Lotusphere 1998: "Das Geschäftsmodell wird auf den Kopf gestellt"

10.01.1998

BERLIN: Über 5.000 Besucher auf der "Lotusphere 98" sorgten für eine neue Erfolgsmeldung der IBM-Groupware-Tochter. Doch der Lärm hinter der Rekordkulisse war nicht zu überhören: Business-Partner vermuten, Lotus selbst wolle ins Applikationsgeschäft einsteigen, es ist die Rede von "Kündigung der Partnerschaft" und sie überlegen, ob sie nicht bei Erzrivalen Microsoft andocken sollen."Ich bin sehr enttäuscht über die Ausstellung", macht sich ein Aussteller angesichts der leeren Stände im Berliner Kongreßzentrum ICC Luft. Trotz der mehr als 5.000 Besucher auf der diesjährigen "Lotusphere 98" wird er seine mindestens 15.000 Mark Stand- und Teilnahmegebühren als Flop verbuchen. Wie die meisten der 150 nahezu unbeachtet gebliebenen Aussteller. Denn das Zentrum der "Lotusphere" bildeten die über 100 Vorträge rund um die neue Version 5 des europäischen Groupware-Marktführers Domino. "Konferenzen und informelle Kontakte sind das Wichtigste der Lotusphere", bestätigt Fritz Fleischmann. Geschäftsführer der deutschen Lotus-Filiale in Ismaning.

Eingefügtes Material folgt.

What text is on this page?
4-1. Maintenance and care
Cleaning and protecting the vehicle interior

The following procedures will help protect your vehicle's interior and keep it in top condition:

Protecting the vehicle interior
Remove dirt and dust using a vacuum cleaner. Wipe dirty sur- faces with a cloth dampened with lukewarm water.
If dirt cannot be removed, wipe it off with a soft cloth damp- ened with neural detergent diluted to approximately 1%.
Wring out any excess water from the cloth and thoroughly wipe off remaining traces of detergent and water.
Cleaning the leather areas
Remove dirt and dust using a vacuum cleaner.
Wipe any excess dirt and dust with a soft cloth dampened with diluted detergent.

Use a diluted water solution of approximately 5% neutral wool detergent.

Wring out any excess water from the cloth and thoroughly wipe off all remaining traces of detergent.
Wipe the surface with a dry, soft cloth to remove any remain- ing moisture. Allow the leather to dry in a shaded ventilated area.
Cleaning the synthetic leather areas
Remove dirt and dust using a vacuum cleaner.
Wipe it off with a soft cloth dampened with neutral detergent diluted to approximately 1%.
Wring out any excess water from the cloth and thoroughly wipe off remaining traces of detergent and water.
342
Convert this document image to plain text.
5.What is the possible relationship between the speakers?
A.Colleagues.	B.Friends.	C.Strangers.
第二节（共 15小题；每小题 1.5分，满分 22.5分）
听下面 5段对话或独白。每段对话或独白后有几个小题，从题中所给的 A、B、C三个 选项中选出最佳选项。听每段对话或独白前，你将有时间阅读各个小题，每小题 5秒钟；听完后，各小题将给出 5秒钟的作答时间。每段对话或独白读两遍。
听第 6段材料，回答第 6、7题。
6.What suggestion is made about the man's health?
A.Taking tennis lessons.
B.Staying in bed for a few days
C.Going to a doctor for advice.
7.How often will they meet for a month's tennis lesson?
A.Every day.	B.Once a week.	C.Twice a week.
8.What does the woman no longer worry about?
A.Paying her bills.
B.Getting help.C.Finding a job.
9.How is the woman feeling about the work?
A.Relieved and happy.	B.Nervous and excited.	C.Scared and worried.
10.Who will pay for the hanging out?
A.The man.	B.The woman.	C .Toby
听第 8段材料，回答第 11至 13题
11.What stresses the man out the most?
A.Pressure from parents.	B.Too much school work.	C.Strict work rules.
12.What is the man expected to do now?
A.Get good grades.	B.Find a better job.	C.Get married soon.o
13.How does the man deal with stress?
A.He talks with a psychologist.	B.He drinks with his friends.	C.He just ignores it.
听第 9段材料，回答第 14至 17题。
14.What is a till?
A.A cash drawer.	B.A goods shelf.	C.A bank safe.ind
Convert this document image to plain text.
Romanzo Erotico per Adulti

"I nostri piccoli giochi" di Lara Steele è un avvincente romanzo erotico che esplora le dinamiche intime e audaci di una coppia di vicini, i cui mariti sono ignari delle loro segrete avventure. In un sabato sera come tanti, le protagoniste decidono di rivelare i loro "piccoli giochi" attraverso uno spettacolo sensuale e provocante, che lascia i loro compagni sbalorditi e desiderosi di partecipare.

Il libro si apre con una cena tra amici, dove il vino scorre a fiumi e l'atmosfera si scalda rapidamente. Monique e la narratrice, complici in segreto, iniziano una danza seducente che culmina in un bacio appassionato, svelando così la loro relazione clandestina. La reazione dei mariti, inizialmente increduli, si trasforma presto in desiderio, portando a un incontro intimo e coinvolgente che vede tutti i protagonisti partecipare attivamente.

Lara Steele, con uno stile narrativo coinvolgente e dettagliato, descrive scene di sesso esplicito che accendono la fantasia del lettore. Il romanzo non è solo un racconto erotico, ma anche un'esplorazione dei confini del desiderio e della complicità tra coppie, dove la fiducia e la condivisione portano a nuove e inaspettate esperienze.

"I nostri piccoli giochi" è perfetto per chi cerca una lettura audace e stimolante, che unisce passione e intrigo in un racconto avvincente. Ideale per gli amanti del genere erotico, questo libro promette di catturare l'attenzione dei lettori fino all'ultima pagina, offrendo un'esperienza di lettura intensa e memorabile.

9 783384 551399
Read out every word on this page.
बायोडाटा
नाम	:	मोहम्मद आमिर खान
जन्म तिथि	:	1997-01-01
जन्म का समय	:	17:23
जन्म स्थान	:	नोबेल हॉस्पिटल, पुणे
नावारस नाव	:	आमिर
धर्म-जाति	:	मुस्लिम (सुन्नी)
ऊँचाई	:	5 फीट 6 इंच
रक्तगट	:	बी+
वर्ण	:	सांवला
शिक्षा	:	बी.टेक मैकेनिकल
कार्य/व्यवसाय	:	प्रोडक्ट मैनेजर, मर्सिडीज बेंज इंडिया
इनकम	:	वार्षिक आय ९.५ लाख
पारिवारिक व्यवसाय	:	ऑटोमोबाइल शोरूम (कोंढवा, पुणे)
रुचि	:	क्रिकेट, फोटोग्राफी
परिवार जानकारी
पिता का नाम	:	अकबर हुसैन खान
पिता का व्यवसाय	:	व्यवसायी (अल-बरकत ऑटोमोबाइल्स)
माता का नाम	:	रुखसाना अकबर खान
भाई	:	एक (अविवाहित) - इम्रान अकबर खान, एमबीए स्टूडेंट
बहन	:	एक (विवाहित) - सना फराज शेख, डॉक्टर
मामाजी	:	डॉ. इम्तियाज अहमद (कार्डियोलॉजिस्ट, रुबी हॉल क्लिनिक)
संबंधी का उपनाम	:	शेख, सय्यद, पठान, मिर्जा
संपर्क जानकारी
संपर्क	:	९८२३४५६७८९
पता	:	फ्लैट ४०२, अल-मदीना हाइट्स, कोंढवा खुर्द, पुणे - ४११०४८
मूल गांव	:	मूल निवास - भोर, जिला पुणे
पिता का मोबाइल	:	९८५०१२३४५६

"Lotus ist dabei, das Partnermodell zu kippen"

Doch da Lotus "bekanntlich von seinen Partner lebt", fragt ein weiterer Aussteller aufgebracht: "Legt Lotus Wert auf seine Partner?" Mit einem eindeutigen "Nein" beantworteten viele der in Berlin angetretenen Partner diese Frage. "Das Konzept steht für uns insgesamt zur Debatte", formulierte der Geschäftsführer eines mit vier Mitarbeitern angetretenen Softwarehauses diese Frage. Als Grund nennt er: "Die Softwaregeschäfte der Company leiden unter dem Browser-Vormarsch. Notes-Clients fallen weg. Die Umsätze mit Domino-Servern aber sind zu gering. Also versucht Lotus, immer mehr Geschäfte mit der Consulting-Abteilung zu machen."

Diese "vermutliche Strategie" analysiert ein Brancheninsider so: "Lotus setzt zirka 1,5 bis zwei Milliarden Dollar um. Weniger als die Hälfte geht auf das Softwarekonto. Und so wird Lotus in die Applikationsentwicklung gehen", schließt er.

"LSA ist der Tod der Anwendungsentwickler"

Die Grundlage dafür bilden der in Berlin propagierte Lotus-Einstieg in das sogenannte "Knowledge Management" - "Was bedeutet das anderes als Anwendungsgeschäft?" - und die vor der Verabschiedung stehende "Lotus Solution Architecture" (LSA) mit ihren verbindlichen Definitionen für Notes-Anwendungen. "LSA ist der Tod jedes Applikationsentwicklers", bestätigt ein Softwarehaus "der ersten Stunde".

Das kommentiert Fleischmann erst mit: "Jetzt geht das schon wieder los!", dann argumentiert er: "LSA sorgt für Kompatibilität zwischen den Notes-Anwendungen und somit für mehr Geschäfte- für uns und unsere Partner." "LSA ruiniert uns. Wenn es kommt, können wir unsere Software in den Papierkorb schmeißen und Lotus die Geschäfte überlassen", kontert düster ein hessischer Partner. Weshalb er auf der Suche nach einem neuen Geschäftsfeld daran denkt, "mit Microsoft anzubandeln". Das werden "zwei Drittel aller Business-Partner in den nächsten sechs Monaten" auch tun, steht für ihn fest. In Ismaning aber scheint er damit auf taube Ohren zu stoßen. "Das Thema LSA ist ausdiskutiert", erklärt Fleischmann.

"Die Strategie für die Zukunft ist klar." LSA wird Anfang 1999 verabschiedet." (wl)

"Wer gut ist, ist es auch auf der Basis von LSA", findet Lotus-Geschäftsführer Fleischmann.